Editorial

La prochaine édition de notre journal paraissant après les votations prévues en février, le présent éditorial traitera des sujets qui sont soumis au souverain le mois prochain.

Initiative pour l’interdiction de l’expérimentation animale et humaine 

Les résultats des votes du Conseil national et du Conseil des Etats donnent une bonne idée des soutiens dont peut se prévaloir cette initiative des milieux antispécistes. Tant dans l’un que dans l’autre des deux conseils, aucun vote favorable. Il faut dire que cette initiative accumule les tares: excessive, dogmatique et inutile.

L’expérimentation animale est une absolue nécessité dans le cadre de la recherche médicale en ce qu’elle permet de retarder l’expérimentation humaine et ainsi d’éviter des risques d’effets secondaires indésirables sur l’utilisateur final. Ça sera NON.

Initiative pour la protection des enfants contre la publicité pour le tabac 

Voilà une initiative merveilleuse! Sous couvert de protéger la jeunesse, les initiants visent à interdire purement et simplement la publicité pour le tabac. En dehors du fait que nous estimons que les cantons sont parfaitement à même de gérer ce type de problématique, on soulignera que ce genre de démarche s’inscrit dans une logique paternaliste et liberticide. On n’a jamais vu un gamin se mettre à fumer parce que la cigarette lui a paru bonne sur une annonce. Il fume parce que le caïd de la cour de récré, celui qui a un tatouage en décalcomanie, crapote après les cours.

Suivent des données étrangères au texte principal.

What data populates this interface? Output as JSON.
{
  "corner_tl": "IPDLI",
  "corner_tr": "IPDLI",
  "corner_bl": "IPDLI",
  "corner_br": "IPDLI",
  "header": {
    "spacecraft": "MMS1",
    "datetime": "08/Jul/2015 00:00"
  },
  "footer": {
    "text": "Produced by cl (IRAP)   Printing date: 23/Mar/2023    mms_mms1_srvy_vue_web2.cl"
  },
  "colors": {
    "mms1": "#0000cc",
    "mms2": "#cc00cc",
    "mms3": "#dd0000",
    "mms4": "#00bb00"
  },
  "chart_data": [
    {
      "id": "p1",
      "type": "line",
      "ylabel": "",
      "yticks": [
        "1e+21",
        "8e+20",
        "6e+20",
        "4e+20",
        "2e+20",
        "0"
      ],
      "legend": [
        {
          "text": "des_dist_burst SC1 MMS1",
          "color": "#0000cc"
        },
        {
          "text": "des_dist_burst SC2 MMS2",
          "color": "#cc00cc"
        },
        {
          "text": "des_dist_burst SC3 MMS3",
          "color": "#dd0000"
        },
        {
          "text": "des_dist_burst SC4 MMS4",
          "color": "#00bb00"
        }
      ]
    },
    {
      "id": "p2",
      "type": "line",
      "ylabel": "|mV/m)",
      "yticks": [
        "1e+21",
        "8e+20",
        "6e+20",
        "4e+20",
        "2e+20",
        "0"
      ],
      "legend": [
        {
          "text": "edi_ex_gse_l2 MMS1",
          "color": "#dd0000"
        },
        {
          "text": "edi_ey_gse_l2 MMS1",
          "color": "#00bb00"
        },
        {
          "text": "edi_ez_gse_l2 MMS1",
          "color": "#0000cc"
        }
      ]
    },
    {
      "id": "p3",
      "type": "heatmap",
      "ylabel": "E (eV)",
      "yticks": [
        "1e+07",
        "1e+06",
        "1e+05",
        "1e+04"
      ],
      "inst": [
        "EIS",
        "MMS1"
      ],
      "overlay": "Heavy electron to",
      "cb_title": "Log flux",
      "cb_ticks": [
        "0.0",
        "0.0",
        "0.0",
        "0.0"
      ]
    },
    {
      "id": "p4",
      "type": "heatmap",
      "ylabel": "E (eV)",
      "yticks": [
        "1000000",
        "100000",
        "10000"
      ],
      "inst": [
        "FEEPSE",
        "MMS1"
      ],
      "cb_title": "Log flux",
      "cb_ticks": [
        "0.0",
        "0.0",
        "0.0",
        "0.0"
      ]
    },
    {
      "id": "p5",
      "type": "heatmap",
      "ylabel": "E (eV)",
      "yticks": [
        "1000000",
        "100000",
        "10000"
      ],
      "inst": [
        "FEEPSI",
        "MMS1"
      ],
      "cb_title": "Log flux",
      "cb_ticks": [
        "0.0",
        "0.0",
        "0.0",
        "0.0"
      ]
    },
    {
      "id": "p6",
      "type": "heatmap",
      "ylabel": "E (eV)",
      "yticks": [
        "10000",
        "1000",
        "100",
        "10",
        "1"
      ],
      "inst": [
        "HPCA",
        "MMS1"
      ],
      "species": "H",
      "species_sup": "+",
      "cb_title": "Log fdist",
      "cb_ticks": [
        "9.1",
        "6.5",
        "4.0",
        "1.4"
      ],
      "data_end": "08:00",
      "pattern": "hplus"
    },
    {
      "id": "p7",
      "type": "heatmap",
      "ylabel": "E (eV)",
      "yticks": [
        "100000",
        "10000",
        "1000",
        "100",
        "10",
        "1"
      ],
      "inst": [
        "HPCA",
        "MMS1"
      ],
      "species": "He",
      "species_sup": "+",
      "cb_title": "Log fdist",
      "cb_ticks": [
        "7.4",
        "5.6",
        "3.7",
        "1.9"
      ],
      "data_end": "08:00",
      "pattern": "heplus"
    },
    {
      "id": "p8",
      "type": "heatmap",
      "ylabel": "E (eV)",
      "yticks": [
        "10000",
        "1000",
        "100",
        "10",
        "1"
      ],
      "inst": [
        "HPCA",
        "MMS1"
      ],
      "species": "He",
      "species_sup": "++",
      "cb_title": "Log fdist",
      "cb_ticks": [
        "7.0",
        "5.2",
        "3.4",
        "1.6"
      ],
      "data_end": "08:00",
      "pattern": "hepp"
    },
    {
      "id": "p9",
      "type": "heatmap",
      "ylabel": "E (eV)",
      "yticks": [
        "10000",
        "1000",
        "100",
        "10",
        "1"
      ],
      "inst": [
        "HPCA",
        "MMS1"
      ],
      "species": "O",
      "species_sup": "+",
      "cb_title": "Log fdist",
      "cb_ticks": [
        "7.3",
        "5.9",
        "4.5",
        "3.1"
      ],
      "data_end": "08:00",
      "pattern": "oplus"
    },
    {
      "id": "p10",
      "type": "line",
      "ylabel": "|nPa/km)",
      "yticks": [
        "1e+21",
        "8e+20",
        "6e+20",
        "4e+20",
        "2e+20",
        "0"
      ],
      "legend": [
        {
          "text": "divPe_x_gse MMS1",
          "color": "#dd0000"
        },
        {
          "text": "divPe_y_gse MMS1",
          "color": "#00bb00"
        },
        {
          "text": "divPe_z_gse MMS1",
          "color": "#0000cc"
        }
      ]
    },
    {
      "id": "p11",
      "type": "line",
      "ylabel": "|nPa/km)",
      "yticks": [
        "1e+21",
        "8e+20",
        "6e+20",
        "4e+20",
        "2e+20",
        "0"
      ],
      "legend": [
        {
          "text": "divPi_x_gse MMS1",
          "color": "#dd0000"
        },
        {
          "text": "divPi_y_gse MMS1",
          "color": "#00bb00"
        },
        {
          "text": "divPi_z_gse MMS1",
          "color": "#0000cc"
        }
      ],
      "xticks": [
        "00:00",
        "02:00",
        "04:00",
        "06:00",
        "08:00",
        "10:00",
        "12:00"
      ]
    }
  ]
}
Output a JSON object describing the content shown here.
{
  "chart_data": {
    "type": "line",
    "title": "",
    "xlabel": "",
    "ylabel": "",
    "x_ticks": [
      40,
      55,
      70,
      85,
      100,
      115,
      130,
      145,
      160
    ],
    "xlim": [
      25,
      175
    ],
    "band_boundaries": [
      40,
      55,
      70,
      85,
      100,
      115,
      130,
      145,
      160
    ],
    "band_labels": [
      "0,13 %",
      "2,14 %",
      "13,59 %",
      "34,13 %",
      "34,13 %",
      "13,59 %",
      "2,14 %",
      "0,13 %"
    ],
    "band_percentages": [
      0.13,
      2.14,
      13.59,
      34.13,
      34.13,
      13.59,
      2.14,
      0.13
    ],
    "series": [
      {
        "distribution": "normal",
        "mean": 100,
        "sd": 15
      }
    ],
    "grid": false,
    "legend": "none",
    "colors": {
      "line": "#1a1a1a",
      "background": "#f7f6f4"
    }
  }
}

Les arguments de l’initiative peuvent s’appliquer à tout ce que les hygiénistes de tous poils considèrent comme mauvais pour la santé, comme l’alcool, le sucre, le sel, la graisse, la viande et tout ce qui n’est pas bio. On pourra d’ailleurs étendre le processus à ce qui n’est pas bien, comme la sexualisation des mannequins sur les affiches pour les parfums, les voitures polluantes, les produits fabriqués en Chine, les fruits et légumes transportés en cargo depuis le Pérou, et les candidats de partis de droite aux élections.

A ce rythme, dans peu de temps, les recettes publicitaires des médias se limiteront aux annonces de l’épicerie du coin de la rue; ça ne va pas les aider à survivre. Cela nous amène au sujet suivant.

Loi fédérale sur un train de mesures en faveur des médias 

La presse écrite tire la langue depuis de nombreuses années. L’irruption d’internet, la profusion d’informations gratuites et les nouvelles formes de marketing en ligne ont gravement touché la presse dite traditionnelle. Malgré de gros efforts pour s’adapter, les recettes publicitaires sont en chute libre et on voit mal comment la tendance pourrait s’inverser. La presse écrite a bien sûr une autre source de revenus que sont les abonnements, mais, là non plus, la concurrence de Google et de 20 minutes n’aide pas.

L’aide proposée par la loi serait reçue en plus grande partie par la presse écrite, bien que 28 millions soient prévus en faveur des radios locales et des télévisions régionales, alors que les recettes publicitaires de ces médias restent relativement stables. Il s’agira pour l’essentiel d’une aide aux frais de distribution pour les périodiques qui paraissent au moins tous les quinze jours. Mais la presse mérite-t-elle qu’on la mette sous perfusion? Ne devrait-elle pas se remettre en question? Si le public n’est pas disposé à payer pour l’information qu’elle publie, c’est peut-être que la qualité n’est pas à la hauteur des attentes et guère meilleure que celle des journaux gratuits. Il est intéressant d’ailleurs de constater que les arguments du Conseil fédéral en faveur de la loi s’attachent à valoriser la presse d’information et non celle d’opinion.

Certains secteurs sont appelés à disparaître, victimes du progrès. Il en a été ainsi tout au long de l’histoire. Nous voterons NON.

Modification de la loi fédérale sur les droits de timbre 

Le dernier sujet est celui qui, de notre point de vue, fait le moins débat. Les droits de timbre sont des taxes obsolètes qui datent de l’époque où l’Etat émettait du papier timbré, ce qui n’est plus le cas aujourd’hui. Pour ce qui concerne celui qui nous occupe, le droit de timbre d’émission, il grève les émissions de nouvelles actions pour un capital dépassant le million de francs. Il s’agit donc d’une taxe qui ne concerne que des émissions relativement importantes, et donc rarement des PME.

L’argument du comité référendaire mené par le parti socialiste est qu’il s’agit d’un cadeau fait aux multinationales, argument utilisé de manière automatique chaque fois que l’on envisage une baisse d’impôt pour les entreprises. La réalité est que les entreprises qui mobilisent des fonds en ont généralement besoin et qu’il n’est pas judicieux de les en priver en partie à ce moment. Il sera toujours temps de les taxer sur les distributions des bénéfices. Nous voterons OUI dans ce cas.